🤖 AI Summary
Irregular heartbeat rhythms in single-lead electrocardiogram (ECG) signals degrade the performance of masked data modeling (MDM). Method: This paper proposes CuPID, the first approach to inject STFT spectrograms as time-frequency contextual cues into the decoder to guide the encoder toward learning physiologically meaningful and fine-grained representations. CuPID integrates self-supervised contrastive optimization with a lightweight context injection mechanism, enhancing modeling robustness without additional annotations. Contribution/Results: Experiments demonstrate that CuPID significantly outperforms state-of-the-art methods on downstream tasks—including arrhythmia classification and anomaly detection—particularly under low-labeling-cost scenarios, where encoder representation quality improves markedly.

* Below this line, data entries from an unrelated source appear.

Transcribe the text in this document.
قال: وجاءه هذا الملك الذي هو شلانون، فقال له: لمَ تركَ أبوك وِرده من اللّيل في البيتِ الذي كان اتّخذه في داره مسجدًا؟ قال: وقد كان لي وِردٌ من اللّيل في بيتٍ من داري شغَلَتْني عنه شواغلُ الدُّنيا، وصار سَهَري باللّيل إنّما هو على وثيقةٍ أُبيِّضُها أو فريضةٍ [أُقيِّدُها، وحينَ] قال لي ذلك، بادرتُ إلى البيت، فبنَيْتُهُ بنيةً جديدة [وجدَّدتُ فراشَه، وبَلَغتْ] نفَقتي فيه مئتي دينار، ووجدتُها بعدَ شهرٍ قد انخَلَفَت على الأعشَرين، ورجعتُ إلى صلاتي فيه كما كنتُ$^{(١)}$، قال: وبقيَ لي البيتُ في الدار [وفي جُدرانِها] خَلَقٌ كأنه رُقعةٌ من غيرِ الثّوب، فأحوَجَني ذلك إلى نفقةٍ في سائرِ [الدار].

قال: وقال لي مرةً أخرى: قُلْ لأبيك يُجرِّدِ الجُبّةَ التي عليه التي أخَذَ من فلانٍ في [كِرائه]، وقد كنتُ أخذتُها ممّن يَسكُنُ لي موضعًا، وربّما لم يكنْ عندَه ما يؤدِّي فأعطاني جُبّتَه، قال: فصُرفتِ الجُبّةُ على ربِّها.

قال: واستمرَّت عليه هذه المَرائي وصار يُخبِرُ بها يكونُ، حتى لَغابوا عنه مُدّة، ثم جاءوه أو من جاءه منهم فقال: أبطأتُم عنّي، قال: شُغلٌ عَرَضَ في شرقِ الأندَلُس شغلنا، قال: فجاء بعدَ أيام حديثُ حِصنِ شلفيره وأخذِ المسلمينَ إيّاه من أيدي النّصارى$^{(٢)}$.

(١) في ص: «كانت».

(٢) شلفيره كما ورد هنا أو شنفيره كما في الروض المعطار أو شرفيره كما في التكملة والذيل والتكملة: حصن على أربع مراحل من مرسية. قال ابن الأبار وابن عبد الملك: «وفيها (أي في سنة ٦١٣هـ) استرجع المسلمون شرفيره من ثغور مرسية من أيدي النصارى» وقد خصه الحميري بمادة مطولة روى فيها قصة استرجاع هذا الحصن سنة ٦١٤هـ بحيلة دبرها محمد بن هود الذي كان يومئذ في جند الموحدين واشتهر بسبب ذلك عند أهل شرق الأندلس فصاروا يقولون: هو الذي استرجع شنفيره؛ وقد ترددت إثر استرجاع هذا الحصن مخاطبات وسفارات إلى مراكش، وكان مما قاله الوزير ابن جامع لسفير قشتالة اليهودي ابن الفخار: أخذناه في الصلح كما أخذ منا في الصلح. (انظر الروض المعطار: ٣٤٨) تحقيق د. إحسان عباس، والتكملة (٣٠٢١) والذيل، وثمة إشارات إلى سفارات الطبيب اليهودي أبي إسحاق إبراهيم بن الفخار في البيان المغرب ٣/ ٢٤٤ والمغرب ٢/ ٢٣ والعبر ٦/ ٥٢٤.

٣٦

These results validate the effectiveness and generalization advantage of time-frequency prompting for unsupervised representation learning from single-lead ECGs.
📝 Abstract
Wearable sensing devices, such as Electrocardiogram (ECG) heart-rate monitors, will play a crucial role in the future of digital health. This continuous monitoring leads to massive unlabeled data, incentivizing the development of unsupervised learning frameworks. While Masked Data Modelling (MDM) techniques have enjoyed wide use, their direct application to single-lead ECG data is suboptimal due to the decoder's difficulty handling irregular heartbeat intervals when no contextual information is provided. In this paper, we present Cueing the Predictor Increments the Detailing (CuPID), a novel MDM method tailored to single-lead ECGs. CuPID enhances existing MDM techniques by cueing spectrogram-derived context to the decoder, thus incentivizing the encoder to produce more detailed representations. This has a significant impact on the encoder's performance across a wide range of different configurations, leading CuPID to outperform state-of-the-art methods in a variety of downstream tasks.